The Department of Biochemistry and Molecular Biology, The University of Texas Medical Branch, Galveston, TX, USA.
Cardiovasc Drugs Ther. 2010 Apr;24(2):107-20. doi: 10.1007/s10557-010-6227-y.
We assessed the effects of TAK-491 (a newly designed potent and selective ARB) alone and in combination with pioglitazone (PIO) on myocardial infarct size (IS).
Rats received TAK-491 (0.3, 1, 3, or 10 mgkg(-1)d(-1)), PIO (1.0 or 2.5 mgkg(-1)d(-1)), or PIO 2.5 mgkg(-1)d(-1) with TAK-491 (1 or 3 mgkg(-1)d(-1)) for 4 days. On day 5 rats underwent 30-minute coronary artery occlusion and 4-hour reperfusion. Area at risk (AR) was assessed by blue dye and IS by TTC. Left ventricular (LV) dimensions and function was assessed by echocardiography 35 days after infarction.
TAK (1.0-10 mgkg(-1)d(-1)), PIO (1.0 to 2.5 mgkg(-1)d(-1)), PIO2.5+TAK1.0, and PIO2.5+TAK3.0 significantly reduced IS. IS was the smallest in the TAK 10.0, followed by PIO+TAK 3.0. The protective effects of TAK and PIO were additive, as IS was smaller in the PIO2.5+TAK1.0 than in PIO 2.5 alone (p = 0.008) or TAK1.0 alone (p = 0.002); and in PIO2.5+TAK3.0 than in PIO alone (p < 0.001) or TAK3.0 alone (p < 0.001). TAK, PIO and their combination tended to attenuate LV remodeling and improved LV function 35 days after infarction; however, the differences among individual groups were not statistically significant. Both TAK-491 and PIO increased calcium-dependent nitric oxide synthase activity, whereas only PIO increased COX2 expression and activity. Both PIO and TAK-491 increased Akt, ERK 1/2 and eNOS phosphorylation and inhibited BAX activation.

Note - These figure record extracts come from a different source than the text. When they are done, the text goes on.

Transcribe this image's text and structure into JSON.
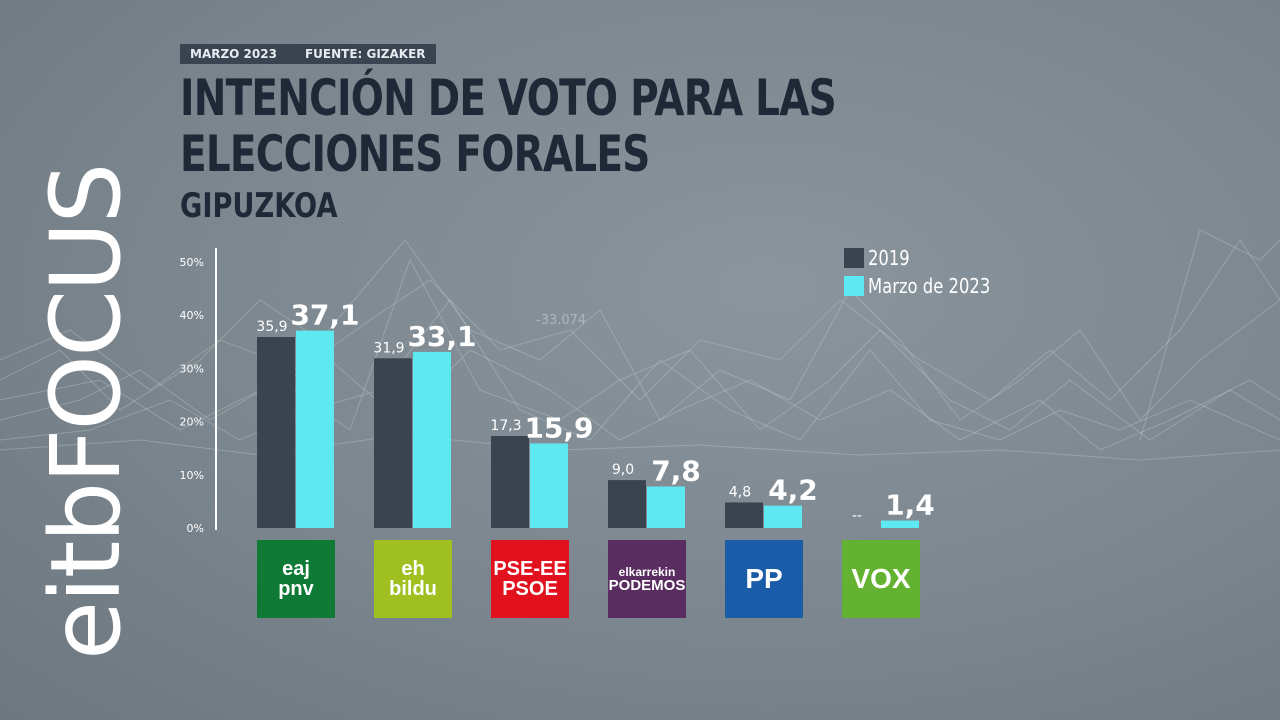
{
  "header": {
    "date": "MARZO 2023",
    "source": "FUENTE: GIZAKER"
  },
  "title": "INTENCIÓN DE VOTO PARA LAS ELECCIONES FORALES",
  "subtitle": "GIPUZKOA",
  "brand": {
    "part1": "eitb",
    "part2": "FOCUS"
  },
  "background_label": "-33.074",
  "legend": [
    {
      "label": "2019",
      "color": "#3a4350"
    },
    {
      "label": "Marzo de 2023",
      "color": "#5ee8f2"
    }
  ],
  "chart_data": {
    "type": "bar",
    "title": "INTENCIÓN DE VOTO PARA LAS ELECCIONES FORALES",
    "subtitle": "GIPUZKOA",
    "categories": [
      "EAJ-PNV",
      "EH Bildu",
      "PSE-EE PSOE",
      "Elkarrekin Podemos",
      "PP",
      "Vox"
    ],
    "series": [
      {
        "name": "2019",
        "values": [
          35.9,
          31.9,
          17.3,
          9.0,
          4.8,
          null
        ],
        "labels": [
          "35,9",
          "31,9",
          "17,3",
          "9,0",
          "4,8",
          "--"
        ],
        "color": "#3a4350"
      },
      {
        "name": "Marzo de 2023",
        "values": [
          37.1,
          33.1,
          15.9,
          7.8,
          4.2,
          1.4
        ],
        "labels": [
          "37,1",
          "33,1",
          "15,9",
          "7,8",
          "4,2",
          "1,4"
        ],
        "color": "#5ee8f2"
      }
    ],
    "ylim": [
      0,
      50
    ],
    "yticks": [
      0,
      10,
      20,
      30,
      40,
      50
    ],
    "ytick_labels": [
      "0%",
      "10%",
      "20%",
      "30%",
      "40%",
      "50%"
    ],
    "legend_position": "top-right",
    "grid": false
  },
  "parties": [
    {
      "lines": [
        "eaj",
        "pnv"
      ],
      "color": "#0f7a35",
      "text_color": "#ffffff"
    },
    {
      "lines": [
        "eh",
        "bildu"
      ],
      "color": "#9fc020",
      "text_color": "#ffffff"
    },
    {
      "lines": [
        "PSE-EE",
        "PSOE"
      ],
      "color": "#e1121d",
      "text_color": "#ffffff"
    },
    {
      "lines": [
        "elkarrekin",
        "PODEMOS"
      ],
      "color": "#5a2d61",
      "text_color": "#ffffff"
    },
    {
      "lines": [
        "PP"
      ],
      "color": "#1b5ca8",
      "text_color": "#ffffff"
    },
    {
      "lines": [
        "VOX"
      ],
      "color": "#63b231",
      "text_color": "#ffffff"
    }
  ]
}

TAK-491 and PIO independently limited myocardial IS in a dose-dependent fashion; and the effects were additive. The mechanism of protection and the role of TAK-491 in this clinical setting should be further investigated.
我们评估了 TAK-491(一种新设计的强效和选择性 ARB)单独使用和与吡格列酮(PIO)联合使用对心肌梗死面积(IS)的影响。

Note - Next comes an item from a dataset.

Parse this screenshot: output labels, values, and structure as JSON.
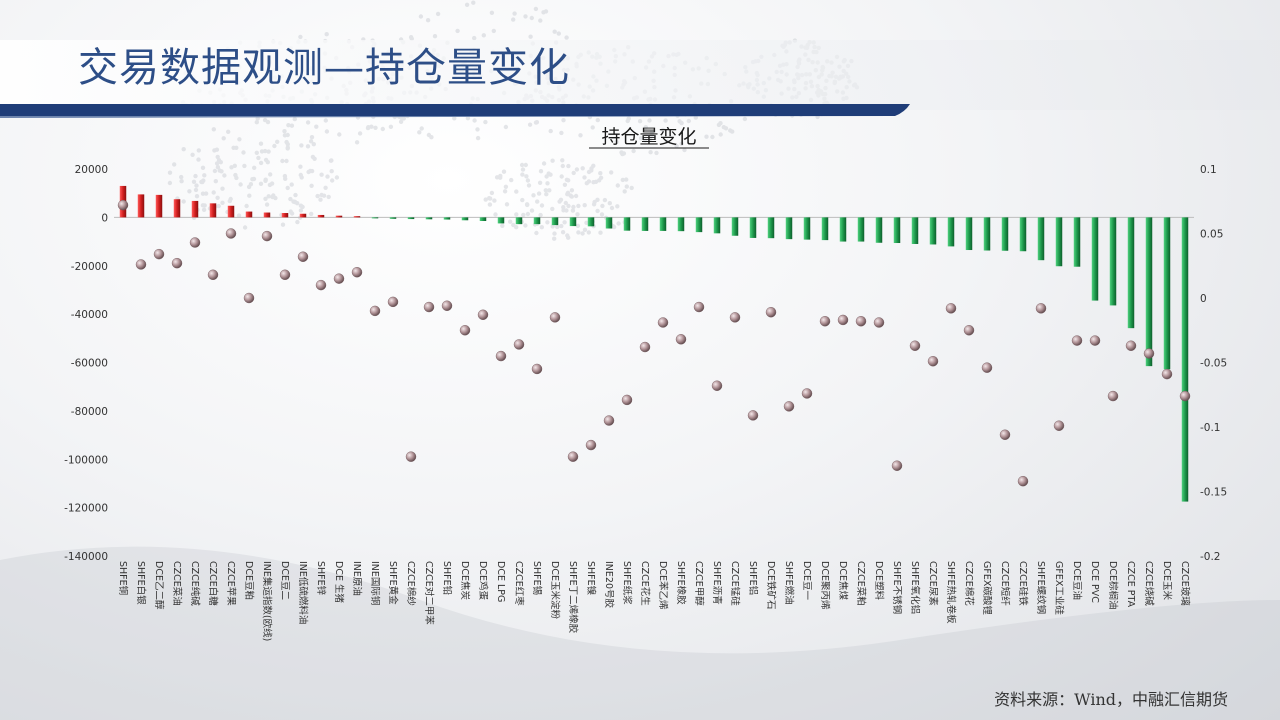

大鼠接受 TAK-491(0.3、1、3 或 10mg/kg/d)、PIO(1.0 或 2.5mg/kg/d)或 PIO 2.5mg/kg/d 与 TAK-491(1 或 3mg/kg/d)联合使用 4 天。第 5 天,大鼠进行 30 分钟冠状动脉闭塞和 4 小时再灌注。通过蓝色染料评估危险区(AR),通过 TTC 评估梗死面积。梗塞后 35 天通过超声心动图评估左心室(LV)尺寸和功能。

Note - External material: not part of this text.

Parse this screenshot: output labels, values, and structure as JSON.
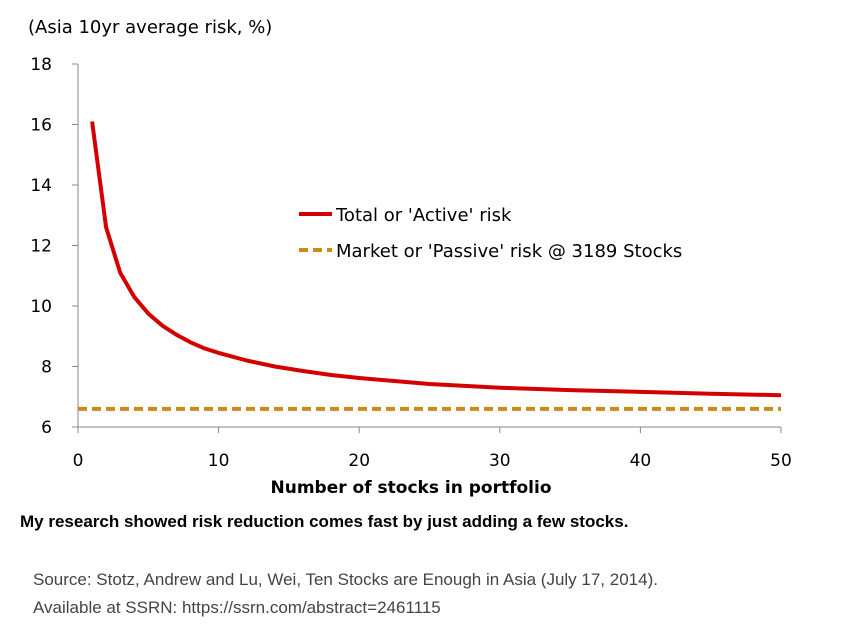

TAK(1.0-10mg/kg/d)、PIO(1.0 至 2.5mg/kg/d)、PIO2.5+TAK1.0 和 PIO2.5+TAK3.0 显著降低了 IS。TAK10.0 的 IS 最小,其次是 PIO+TAK3.0。TAK 和 PIO 的保护作用具有相加性,因为 PIO2.5+TAK1.0 的 IS 小于 PIO2.5 单独(p=0.008)或 TAK1.0 单独(p=0.002);PIO2.5+TAK3.0 的 IS 小于 PIO 单独(p<0.001)或 TAK3.0 单独(p<0.001)。TAK、PIO 及其组合在梗塞后 35 天倾向于减轻 LV 重构并改善 LV 功能;然而,各组之间的差异没有统计学意义。TAK-491 和 PIO 均增加钙依赖性一氧化氮合酶活性,而只有 PIO 增加 COX2 表达和活性。PIo 和 TAK-491 均增加 Akt、ERK1/2 和 eNOS 磷酸化,并抑制 BAX 激活。
TAK-491 和 PIO 独立地以剂量依赖的方式限制心肌 IS;并且作用具有相加性。这种保护机制以及 TAK-491 在这种临床环境中的作用需要进一步研究。